Pendant qu’on gardait ainsi à Paris le souvenir de son triomphal séjour, la Rosalba continuait à pratiquer son petit négoce, parmi toute sorte de deuils, de tristesses domestiques, et de soucis d’argent. Elle voyait mourir sa sœur Giovanna, sa vieille mère, son beau-frère Pellegrini : des jeunes filles qu’elle avait recueillies la quittaient pour se marier à l’étranger ; des cliens refusaient de la payer ; et déjà, pour comble de malechance, sa vue commençait à baisser un peu. Elle travaillait, pourtant, avec plus d’énergie qu’elle n’avait jamais fait, multipliant les portraits et les allégories, pour avoir de quoi subvenir à des charges sans cesse plus fortes. En 1723, elle se rendit à Modène, pour faire les portraits de trois jeunes princesses que leurs parents voulaient marier. Les trois portraits, portés de cour en cour, tirent le tour de l’Europe, sans qu’aucun d’eux réussit à procurer à son modèle le mari rêvé. Mais pour la Rosalba, du moins, ce séjour à Modène fut une distraction, la dernière qu’ait eue l’excellente créature.
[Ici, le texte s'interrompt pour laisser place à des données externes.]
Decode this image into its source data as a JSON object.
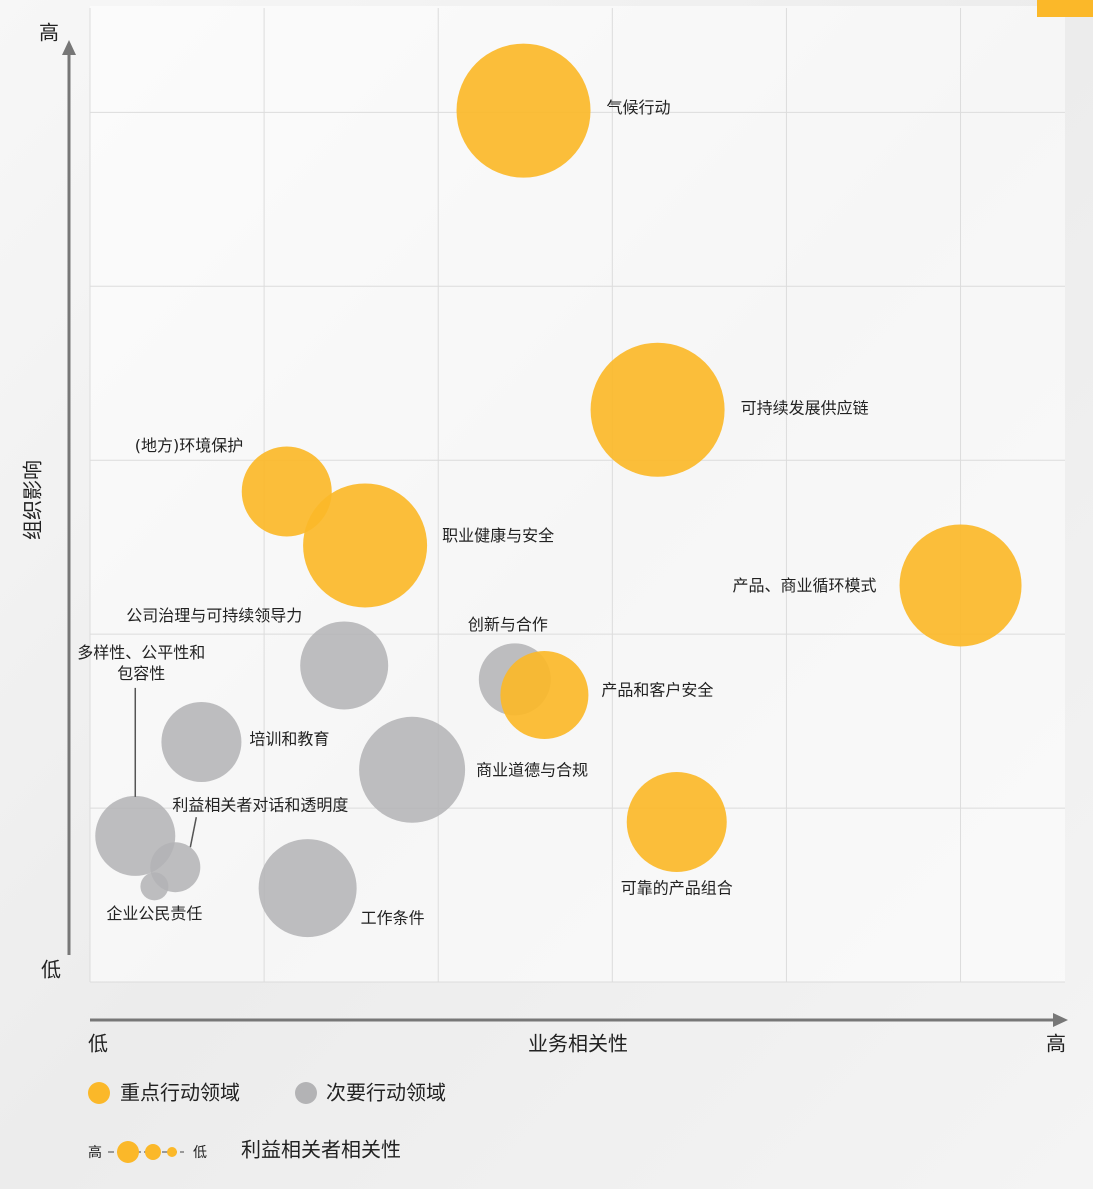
{
  "chart_data": {
    "type": "bubble",
    "x_label": "业务相关性",
    "y_label": "组织影响",
    "x_low": "低",
    "x_high": "高",
    "y_low": "低",
    "y_high": "高",
    "xlim": [
      0,
      5.6
    ],
    "ylim": [
      0,
      5.6
    ],
    "xticks": [
      0,
      1,
      2,
      3,
      4,
      5
    ],
    "yticks": [
      0,
      1,
      2,
      3,
      4,
      5
    ],
    "grid": true,
    "series": [
      {
        "name": "次要行动领域",
        "color": "#b3b3b5",
        "labels": [
          "公司治理与可持续领导力",
          "创新与合作",
          "培训和教育",
          "商业道德与合规",
          "多样性、公平性和包容性",
          "利益相关者对话和透明度",
          "企业公民责任",
          "工作条件"
        ],
        "x": [
          1.46,
          2.44,
          0.64,
          1.85,
          0.26,
          0.49,
          0.37,
          1.25
        ],
        "values": [
          1.82,
          1.74,
          1.38,
          1.22,
          0.84,
          0.66,
          0.55,
          0.54
        ],
        "size": [
          44,
          36,
          40,
          53,
          40,
          25,
          14,
          49
        ]
      },
      {
        "name": "重点行动领域",
        "color": "#fbb829",
        "labels": [
          "气候行动",
          "可持续发展供应链",
          "(地方)环境保护",
          "职业健康与安全",
          "产品、商业循环模式",
          "产品和客户安全",
          "可靠的产品组合"
        ],
        "x": [
          2.49,
          3.26,
          1.13,
          1.58,
          5.0,
          2.61,
          3.37
        ],
        "values": [
          5.01,
          3.29,
          2.82,
          2.51,
          2.28,
          1.65,
          0.92
        ],
        "size": [
          67,
          67,
          45,
          62,
          61,
          44,
          50
        ]
      }
    ],
    "size_legend": {
      "high": "高",
      "low": "低",
      "title": "利益相关者相关性"
    }
  }
}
En 1746, tandis qu’elle préparait une série de pastels pour son ancien client Auguste de Saxe, — l’admirable série qui remplit aujourd’hui tout un cabinet du Musée de Dresde, et qui surpasse peut-être encore en piquante fraîcheur les pastels du Louvre, — une première attaque de cataracte vint clore à jamais sa carrière d’artiste. La cataracte fut opérée, et avec succès, en 1743 ; mais quelques mois après, elle revenait ; et depuis lors la vie de la Rosalba ne fut plus qu’un martyre. A la perte de la vue et à toutes sortes d’autres infirmités physiques s’était jointe encore une profonde mélancolie, qui finit même par dégénérer en véritable folie. Et longtemps encore, la malheureuse continua de vivre, tandis que tous ceux qu’elle avait aimés disparaissaient autour d’elle. Elle mourut le 15 avril 1758, à quatre-vingt-deux ans. Elle laissait par testament 2 500 ducats pour qu’à perpétuité, des messes fussent dites, pour le repos de son âme, dans l’église de San Vio, où elle avait demandé à être enterrée. Mais non seulement personne ne songe plus, depuis longtemps, à dire des messes pour le repos de son âme : le repos même du corps ne lui a pas été accordé. En 1808, l’église de San Vio fut profanée et détruite ; et personne ne sait plus aujourd’hui ce que sont devenus les restes mortels de la Rosalba.


T. DE WYZEWA.

  1. Nanteuil, Vivien, et bien d’autres peintres du XVIIe siècle, nous ont laissé d’excellens pastels : mais leurs portraits au pastel sont conçus et peints comme des portraits à l’huile. La Rosalba est la première qui ait fait servir le procédé spécial du pastel à produire en peinture des effets spéciaux : et peut-être a-t-elle contribué autant et plus que Watteau à introduire dans l’art français du XVIIIe siècle un nouvel idéal de beauté féminine.